2. Na fundamentação do acórdão afirma-se o seguinte:

"4.1.2. Caso concreto (subsunção ao Direito aplicável)

4.1.2.1. Concretizando, verifica-se que, tendo o Requerido (D. C.) alegado nos autos a indivisibilidade (por múltiplas e distintas causas) dos oito prédios rústicos dele objecto, e requerido a realização de uma perícia que a comprovasse - a que os Requerentes (A. C. e mulher, A. P.) anuíram -, veio a mesma a ser ordenada, sob a forma colegial.
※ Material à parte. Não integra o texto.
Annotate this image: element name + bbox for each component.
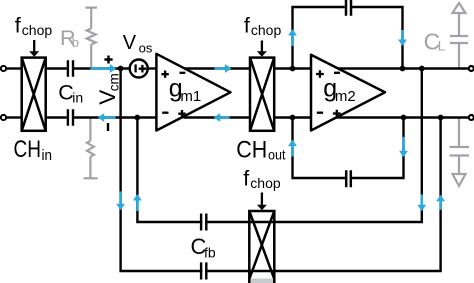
label Rb bbox=[60, 26, 79, 50]
arrow fchop to CHin bbox=[29, 40, 39, 57]
junction dot output top loop bbox=[400, 66, 406, 72]
gm2 plus mark top bbox=[316, 70, 324, 78]
svg-text:b: b bbox=[72, 35, 79, 50]
svg-text:f: f bbox=[244, 13, 250, 37]
chopper CHin bbox=[22, 58, 46, 131]
capacitor CL top (gray) bbox=[450, 3, 468, 69]
capacitor Cfb lower bbox=[201, 262, 206, 279]
svg-text:in: in bbox=[72, 90, 83, 106]
wire gm2 to output top bbox=[338, 67, 468, 69]
wire bottom rail input bbox=[6, 116, 156, 118]
node Vcm plus mark bbox=[104, 56, 112, 64]
wire CHout to gm2 top bbox=[274, 67, 311, 69]
output terminal bottom bbox=[469, 115, 474, 120]
junction dot top input node bbox=[118, 66, 124, 72]
svg-text:V: V bbox=[123, 32, 137, 54]
gm1 minus mark top bbox=[180, 72, 186, 74]
svg-text:cm: cm bbox=[107, 73, 122, 91]
compensation capacitor loop top bbox=[293, 0, 403, 69]
blue arrow right on top bbox=[215, 64, 232, 73]
blue arrow up (right fb, x=440.6) bbox=[436, 195, 445, 210]
capacitor Cin top bbox=[68, 60, 73, 77]
junction dot output bottom loop bbox=[401, 115, 407, 121]
gm1 minus mark bottom bbox=[162, 112, 168, 114]
wire top rail input bbox=[6, 67, 156, 69]
label Vcm (rotated) bbox=[95, 73, 122, 105]
compensation capacitor loop bottom bbox=[293, 118, 404, 188]
svg-text:out: out bbox=[268, 147, 286, 163]
wire gm1 to CHout top bbox=[185, 67, 251, 69]
arrow fchop to feedback chopper bbox=[257, 193, 267, 211]
blue arrow left on bottom bbox=[214, 113, 230, 122]
label CL bbox=[424, 28, 446, 54]
blue arrow down (left fb, x=120.6) bbox=[116, 191, 125, 210]
op-amp gm2 bbox=[311, 55, 385, 131]
input terminal top bbox=[1, 66, 6, 71]
svg-text:L: L bbox=[438, 39, 446, 54]
svg-text:CH: CH bbox=[14, 136, 42, 163]
blue arrow up (left fb, x=137.3) bbox=[133, 194, 142, 211]
blue arrow up (top loop left) bbox=[288, 29, 297, 46]
chopper CHout bbox=[250, 58, 274, 131]
wire gm2 to output bottom bbox=[337, 116, 469, 118]
junction dot feedback tap bottom rail bbox=[438, 115, 444, 121]
junction dot CHout bottom bbox=[290, 115, 296, 121]
svg-text:in: in bbox=[42, 147, 53, 164]
blue arrow out of bottom input node bbox=[98, 113, 116, 122]
svg-text:m2: m2 bbox=[335, 88, 356, 105]
svg-text:chop: chop bbox=[22, 22, 53, 38]
feedback wire upper (bottom output to upper fb line) bbox=[137, 69, 421, 223]
blue arrow down (top loop right) bbox=[398, 30, 407, 46]
wire CHout to gm2 bottom bbox=[274, 116, 311, 118]
gm1 plus mark bottom bbox=[178, 110, 185, 117]
svg-text:f: f bbox=[15, 14, 21, 38]
node Vcm minus mark (rotated) bbox=[107, 123, 109, 131]
op-amp gm1 bbox=[156, 54, 230, 131]
blue arrow up (bottom loop left) bbox=[288, 140, 297, 157]
svg-text:m1: m1 bbox=[180, 88, 201, 105]
output terminal top bbox=[469, 66, 474, 71]
gm2 minus mark bottom bbox=[317, 112, 323, 114]
junction dot CHout top bbox=[290, 66, 296, 72]
blue arrow down (bottom loop right) bbox=[399, 137, 408, 158]
resistor Rb top (gray) bbox=[86, 8, 98, 68]
input terminal bottom bbox=[1, 115, 6, 120]
capacitor Cfb upper bbox=[201, 214, 206, 231]
svg-text:fb: fb bbox=[204, 245, 216, 261]
svg-text:os: os bbox=[139, 40, 153, 55]
arrow fchop to CHout bbox=[257, 41, 267, 57]
capacitor Cin bottom bbox=[68, 109, 73, 126]
voltage source Vos bbox=[130, 60, 148, 78]
svg-text:f: f bbox=[243, 166, 249, 190]
blue arrow down (right fb, x=421.8) bbox=[417, 195, 426, 212]
gray bar at bottom of feedback chopper bbox=[251, 279, 274, 283]
feedback wire lower (top node to lower fb line) bbox=[121, 69, 441, 272]
blue arrow into top input node bbox=[90, 64, 116, 73]
capacitor CL bottom (gray) bbox=[450, 118, 470, 187]
svg-text:chop: chop bbox=[250, 175, 281, 191]
gm1 plus mark top bbox=[161, 71, 168, 78]
junction dot feedback tap top rail bbox=[419, 66, 425, 72]
gm2 plus mark bottom bbox=[333, 110, 341, 118]
gm2 minus mark top bbox=[334, 72, 340, 74]
junction dot bottom input node bbox=[134, 115, 140, 121]
svg-text:chop: chop bbox=[251, 22, 282, 38]
wire gm1 to CHout bottom bbox=[184, 116, 251, 118]
chopper feedback bbox=[249, 211, 274, 283]
resistor Rb bottom (gray) bbox=[84, 118, 98, 178]
svg-text:CH: CH bbox=[236, 137, 267, 164]
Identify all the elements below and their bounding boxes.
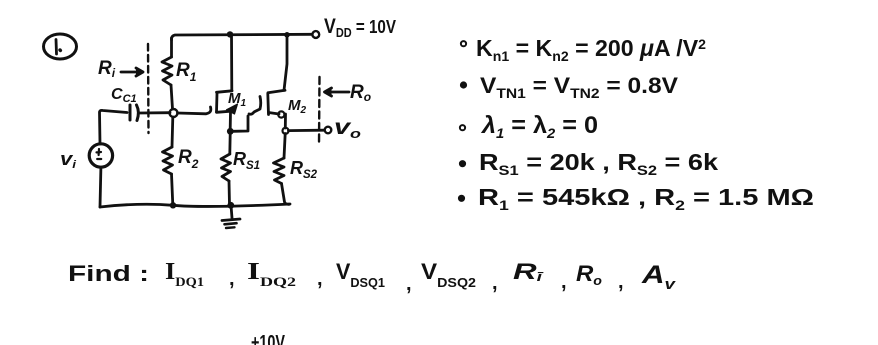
label RS2 [290, 158, 318, 181]
label M1 [228, 90, 247, 109]
svg-text:RS1 = 20k , RS2 = 6k: RS1 = 20k , RS2 = 6k [479, 149, 718, 178]
label RS1 [233, 149, 260, 172]
transistor M2 [268, 36, 287, 128]
Ro arrow [325, 88, 350, 96]
svg-text:VDSQ2: VDSQ2 [421, 259, 476, 290]
svg-text:RS1: RS1 [233, 149, 260, 172]
svg-text:vi: vi [60, 149, 77, 171]
svg-text:,: , [317, 268, 323, 290]
bullet 1: Kn1 = Kn2 = 200 uA/V2 [461, 41, 466, 46]
svg-text:VTN1 = VTN2 = 0.8V: VTN1 = VTN2 = 0.8V [480, 73, 678, 101]
svg-text:CC1: CC1 [111, 86, 137, 105]
label vo [334, 116, 361, 141]
svg-text:,: , [492, 272, 498, 294]
source vi circle [89, 144, 112, 167]
source vi plus [97, 149, 102, 155]
node: bottom rail dot at R2 [170, 202, 176, 208]
wire: gate node to M1 gate [178, 112, 207, 116]
find line [68, 259, 677, 295]
svg-text:IDQ2: IDQ2 [247, 259, 296, 289]
svg-text:R1 = 545kΩ , R2 = 1.5 MΩ: R1 = 545kΩ , R2 = 1.5 MΩ [478, 184, 814, 213]
label M2 [288, 97, 307, 116]
clipped +10V at bottom [251, 332, 285, 345]
svg-text:λ1 = λ2 = 0: λ1 = λ2 = 0 [480, 112, 598, 141]
capacitor CC1 plates [130, 105, 138, 121]
node: top rail dot at M1 drain [227, 31, 233, 37]
top rail wire [171, 34, 312, 40]
svg-text:M2: M2 [288, 97, 307, 116]
transistor M1 [217, 35, 238, 129]
node: M1 source junction dot [227, 128, 234, 135]
svg-text:+10V: +10V [251, 332, 285, 345]
resistor R2 [163, 117, 173, 205]
label R2 [178, 147, 199, 171]
svg-text:VDD = 10V: VDD = 10V [324, 15, 396, 40]
svg-text:Ro: Ro [350, 82, 371, 104]
label R1 [176, 60, 197, 84]
node: top rail dot at M2 drain [284, 32, 290, 38]
label Ri [98, 58, 116, 80]
resistor RS1 [221, 134, 231, 205]
bullet 2: VTN1 = VTN2 = 0.8V [461, 82, 466, 87]
svg-text:R2: R2 [178, 147, 199, 171]
svg-text:IDQ1: IDQ1 [165, 259, 204, 289]
M1 gate hook [207, 107, 211, 114]
svg-text:R1: R1 [176, 60, 197, 84]
svg-text:Kn1 = Kn2 = 200 μA /V2: Kn1 = Kn2 = 200 μA /V2 [476, 35, 706, 64]
svg-text:vo: vo [334, 116, 361, 141]
bullet 5: R1 = 545kOhm, R2 = 1.5 MOhm [459, 196, 464, 201]
dashed output reference line [318, 77, 321, 145]
Vdd terminal [312, 31, 319, 38]
resistor RS2 [274, 134, 290, 205]
label vi [60, 149, 77, 171]
resistor R1 [162, 38, 173, 109]
svg-text:,: , [229, 268, 235, 290]
svg-text:Av: Av [641, 261, 677, 293]
node: gate node open circle [170, 109, 178, 117]
Ri arrow [121, 68, 143, 76]
wire: source top to capacitor [100, 110, 128, 144]
wire: M2 source junction to output terminal [289, 129, 325, 132]
svg-text:,: , [618, 271, 624, 293]
label VDD = 10V [324, 15, 396, 40]
wire: source bottom to ground rail [99, 168, 103, 208]
svg-text:M1: M1 [228, 90, 247, 109]
ground [222, 205, 240, 228]
wire: M1 source to M2 gate [233, 97, 261, 132]
label CC1 [111, 86, 137, 105]
dashed input reference line [147, 44, 150, 133]
wire: capacitor to gate node [140, 111, 170, 114]
svg-text:Rī: Rī [513, 259, 544, 284]
label Ro [350, 82, 371, 104]
output terminal vo [325, 127, 332, 134]
problem number 1 circled [44, 34, 77, 59]
node: bottom rail dot at RS1 [227, 202, 234, 209]
svg-text:VDSQ1: VDSQ1 [336, 259, 385, 290]
svg-text:,: , [406, 273, 412, 295]
svg-text:RS2: RS2 [290, 158, 318, 181]
svg-text:Find :: Find : [68, 261, 149, 286]
bullet 4: RS1 = 20k, RS2 = 6k [460, 161, 465, 166]
node: M2 source junction open circle [283, 128, 289, 134]
bottom rail wire [100, 204, 290, 207]
svg-text:Ro: Ro [576, 261, 602, 288]
bullet 3: lambda1 = lambda2 = 0 [460, 125, 465, 130]
source vi minus [97, 158, 101, 160]
svg-text:Ri: Ri [98, 58, 116, 80]
svg-text:,: , [561, 271, 567, 293]
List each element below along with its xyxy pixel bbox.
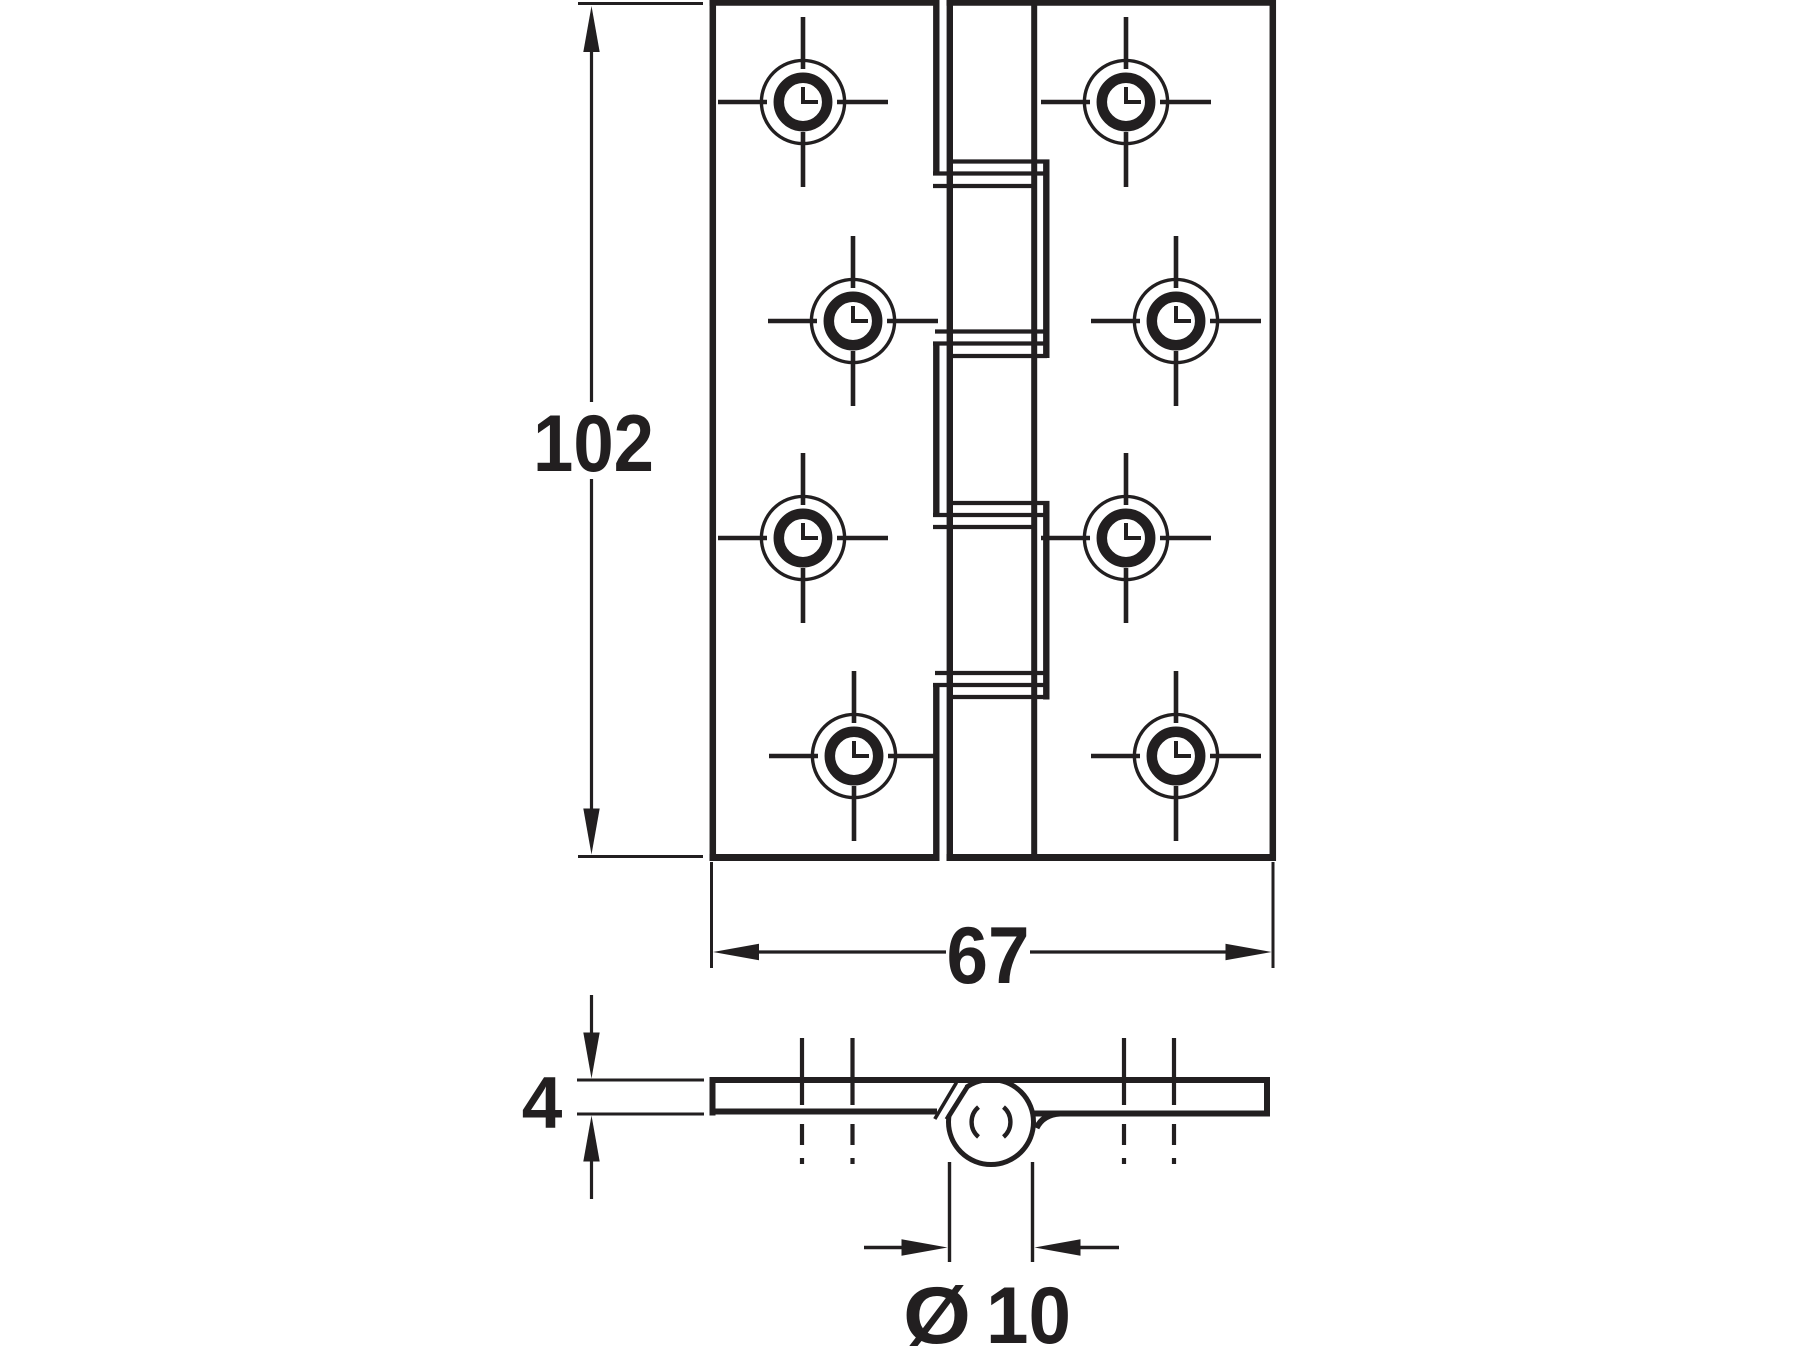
centerline screw R2 dot bbox=[1172, 1158, 1176, 1164]
screw hole R3 inner ring bbox=[1102, 514, 1150, 562]
knuckle junction J4 line C bbox=[948, 695, 1047, 699]
dim 67 extension line right bbox=[1272, 862, 1275, 968]
screw hole L3 outer circle bbox=[761, 496, 844, 579]
knuckle line R2 segment 2 bbox=[1043, 160, 1049, 359]
knuckle line L1 segment 3 bbox=[933, 342, 939, 518]
dia10 extension line left bbox=[948, 1162, 951, 1262]
screw hole R1 slot mark horizontal bbox=[1124, 100, 1141, 104]
screw hole R3 crosshair left ray bbox=[1041, 536, 1090, 541]
screw hole L2 crosshair bottom ray bbox=[851, 351, 856, 406]
svg-text:4: 4 bbox=[522, 1063, 563, 1144]
screw hole L3 crosshair left ray bbox=[718, 536, 767, 541]
screw hole R4 crosshair top ray bbox=[1174, 671, 1179, 723]
screw hole L3 crosshair right ray bbox=[837, 536, 888, 541]
screw hole R3 crosshair bottom ray bbox=[1124, 568, 1129, 623]
centerline screw R1 dash bbox=[1122, 1124, 1126, 1145]
screw hole R1 slot mark vertical bbox=[1124, 87, 1128, 104]
centerline screw L1 solid bbox=[800, 1038, 804, 1105]
hinge front view: right edge bbox=[1270, 0, 1277, 861]
screw hole R4 outer circle bbox=[1134, 714, 1217, 797]
screw hole L4 slot mark vertical bbox=[852, 741, 856, 758]
screw hole R3 crosshair top ray bbox=[1124, 453, 1129, 505]
side view knuckle transition white channel bbox=[941, 1084, 963, 1118]
screw hole L1 crosshair left ray bbox=[718, 100, 767, 105]
screw hole L4 crosshair right ray bbox=[888, 754, 939, 759]
screw hole L1 crosshair right ray bbox=[837, 100, 888, 105]
screw hole R4 crosshair right ray bbox=[1210, 754, 1261, 759]
side view left plate bottom line bbox=[710, 1109, 938, 1115]
screw hole R1 crosshair bottom ray bbox=[1124, 132, 1129, 187]
centerline screw R2 dash bbox=[1172, 1124, 1176, 1145]
dia10 arrow pointing left bbox=[1035, 1239, 1081, 1255]
knuckle junction J2 line C bbox=[948, 354, 1047, 358]
dimension diameter 10 bbox=[864, 1162, 1119, 1262]
knuckle line L1 segment 1 bbox=[933, 3, 939, 176]
dia10 right arrow line bbox=[1078, 1246, 1119, 1249]
screw hole L2 slot mark horizontal bbox=[851, 319, 868, 323]
dim 102 line upper part bbox=[590, 40, 593, 402]
dia10 arrow pointing right bbox=[902, 1239, 948, 1255]
centerline screw L2 solid bbox=[850, 1038, 854, 1105]
knuckle line L1 segment 5 bbox=[933, 683, 939, 858]
screw hole L1 crosshair bottom ray bbox=[801, 132, 806, 187]
side view knuckle outer circle bbox=[949, 1080, 1034, 1165]
knuckle junction J1 line B bbox=[933, 171, 1050, 175]
screw hole L2 crosshair top ray bbox=[851, 236, 856, 288]
side view knuckle transition diagonal 2 bbox=[947, 1087, 968, 1120]
svg-text:102: 102 bbox=[533, 399, 654, 489]
centerline screw L2 dot bbox=[850, 1158, 854, 1164]
screw hole L4 slot mark horizontal bbox=[852, 754, 869, 758]
dimension 102 bbox=[578, 4, 703, 857]
screw hole R4 slot mark vertical bbox=[1174, 741, 1178, 758]
screw hole R1 crosshair right ray bbox=[1160, 100, 1211, 105]
screw hole L4 crosshair top ray bbox=[852, 671, 857, 723]
screw hole R1 inner ring bbox=[1102, 78, 1150, 126]
hinge front view: top edge left segment bbox=[710, 0, 940, 6]
screw hole L1 slot mark vertical bbox=[801, 87, 805, 104]
screw hole L4 inner ring bbox=[830, 732, 878, 780]
svg-text:10: 10 bbox=[986, 1271, 1071, 1350]
side view pin hole left arc bbox=[972, 1107, 979, 1137]
knuckle junction J1 line A bbox=[948, 159, 1050, 163]
screw hole L2 slot mark vertical bbox=[851, 306, 855, 323]
side view bbox=[710, 1077, 1271, 1165]
screw hole L3 crosshair top ray bbox=[801, 453, 806, 505]
screw hole R3 slot mark vertical bbox=[1124, 523, 1128, 540]
dim 102 line lower part bbox=[590, 479, 593, 820]
knuckle line R1 full height bbox=[1031, 3, 1037, 858]
side view pin hole right arc bbox=[1004, 1107, 1011, 1137]
side view right plate knuckle curl bbox=[1037, 1114, 1061, 1129]
screw hole L1 outer circle bbox=[761, 60, 844, 143]
dia10 left arrow line bbox=[864, 1246, 905, 1249]
knuckle line L2 full height bbox=[947, 3, 953, 858]
dim 4 extension line bottom bbox=[577, 1113, 704, 1116]
side view knuckle transition diagonal 1 bbox=[935, 1083, 957, 1120]
screw hole R2 slot mark vertical bbox=[1174, 306, 1178, 323]
knuckle line R2 segment 4 bbox=[1043, 501, 1049, 700]
dim 67 line right part bbox=[1030, 950, 1240, 953]
screw hole L3 slot mark vertical bbox=[801, 523, 805, 540]
side view left end cap bbox=[710, 1077, 716, 1116]
dim 4 extension line top bbox=[577, 1079, 704, 1082]
centerline screw R1 solid bbox=[1122, 1038, 1126, 1105]
screw hole R2 crosshair left ray bbox=[1091, 319, 1140, 324]
screw hole R1 outer circle bbox=[1084, 60, 1167, 143]
screw hole R2 outer circle bbox=[1134, 279, 1217, 362]
dim 4 arrow up tip bbox=[583, 1116, 599, 1162]
dim 67 line left part bbox=[745, 950, 946, 953]
knuckle junction J1 line C bbox=[933, 184, 1037, 188]
screw hole R2 crosshair top ray bbox=[1174, 236, 1179, 288]
centerline screw R2 solid bbox=[1172, 1038, 1176, 1105]
dim 102 arrow up bbox=[583, 6, 599, 52]
dim 102 arrow down bbox=[583, 809, 599, 855]
dim 4 arrow down tip bbox=[583, 1033, 599, 1079]
screw hole L3 crosshair bottom ray bbox=[801, 568, 806, 623]
screw hole L4 crosshair left ray bbox=[769, 754, 818, 759]
screw hole L4 outer circle bbox=[812, 714, 895, 797]
screw hole R4 inner ring bbox=[1152, 732, 1200, 780]
dia10 extension line right bbox=[1031, 1162, 1034, 1262]
screw hole R1 crosshair left ray bbox=[1041, 100, 1090, 105]
screw hole L4 crosshair bottom ray bbox=[852, 786, 857, 841]
dim 102 extension line top bbox=[578, 2, 703, 5]
screw hole L1 slot mark horizontal bbox=[801, 100, 818, 104]
knuckle junction J3 line B bbox=[933, 513, 1050, 517]
screw hole R4 slot mark horizontal bbox=[1174, 754, 1191, 758]
centerline screw R1 dot bbox=[1122, 1158, 1126, 1164]
knuckle junction J4 line A bbox=[935, 671, 1047, 675]
knuckle junction J3 line A bbox=[948, 501, 1050, 505]
svg-text:67: 67 bbox=[947, 911, 1030, 1001]
svg-text:Ø: Ø bbox=[903, 1271, 971, 1350]
centerline screw L1 dot bbox=[800, 1158, 804, 1164]
screw hole L2 crosshair left ray bbox=[768, 319, 817, 324]
screw hole L1 inner ring bbox=[779, 78, 827, 126]
knuckle junction J2 line B bbox=[933, 341, 1050, 345]
side view right end cap bbox=[1264, 1077, 1270, 1117]
screw hole R3 outer circle bbox=[1084, 496, 1167, 579]
screw hole L3 inner ring bbox=[779, 514, 827, 562]
side view right plate bottom line bbox=[1033, 1111, 1270, 1117]
knuckle junction J4 line B bbox=[933, 683, 1050, 687]
knuckle junction J3 line C bbox=[933, 525, 1037, 529]
dim 67 extension line left bbox=[710, 862, 713, 968]
dim 67 arrow left bbox=[713, 944, 759, 960]
dimension 67 bbox=[712, 862, 1274, 968]
screw hole R2 slot mark horizontal bbox=[1174, 319, 1191, 323]
hinge front view: left edge bbox=[710, 0, 717, 861]
knuckle junction J2 line A bbox=[935, 329, 1047, 333]
screw hole R2 inner ring bbox=[1152, 297, 1200, 345]
screw hole R2 crosshair right ray bbox=[1210, 319, 1261, 324]
dimension 4 bbox=[577, 995, 704, 1199]
hinge front view: bottom edge left segment bbox=[710, 854, 940, 861]
dim 67 arrow right bbox=[1226, 944, 1272, 960]
centerline screw L1 dash bbox=[800, 1124, 804, 1145]
dim 4 upper arrow line bbox=[590, 995, 593, 1040]
side view plate top line bbox=[710, 1077, 1271, 1083]
hinge front view: bottom edge right segment bbox=[947, 854, 1277, 861]
side view screw centerlines bbox=[802, 1038, 1174, 1164]
screw hole R4 crosshair bottom ray bbox=[1174, 786, 1179, 841]
screw hole R1 crosshair top ray bbox=[1124, 17, 1129, 69]
screw hole R2 crosshair bottom ray bbox=[1174, 351, 1179, 406]
screw hole L3 slot mark horizontal bbox=[801, 536, 818, 540]
dim 4 lower arrow line bbox=[590, 1155, 593, 1199]
screw hole L2 outer circle bbox=[811, 279, 894, 362]
screw holes bbox=[718, 17, 1261, 841]
hinge front view: top edge right segment bbox=[947, 0, 1277, 6]
centerline screw L2 dash bbox=[850, 1124, 854, 1145]
screw hole L2 crosshair right ray bbox=[887, 319, 938, 324]
dim 102 extension line bottom bbox=[578, 855, 703, 858]
screw hole R3 crosshair right ray bbox=[1160, 536, 1211, 541]
screw hole L1 crosshair top ray bbox=[801, 17, 806, 69]
screw hole R3 slot mark horizontal bbox=[1124, 536, 1141, 540]
screw hole R4 crosshair left ray bbox=[1091, 754, 1140, 759]
screw hole L2 inner ring bbox=[829, 297, 877, 345]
Mais se verifica que, indicando cada uma das partes o seu perito - o dos Requerentes uma engenheira topógrafa, e o dos Requerido um engenheiro agrícola -, o Tribunal a quo viria a escolher como perito próprio pessoa simultaneamente licenciada em engenharia florestal e em engenharia agronómica, e que ainda frequentou a acção de formação «Avaliação de Propriedades Rústicas», ministrada pela Ordem dos Engenheiros, região Norte (tudo conforme alegado nos autos, e não impugnado por qualquer das partes).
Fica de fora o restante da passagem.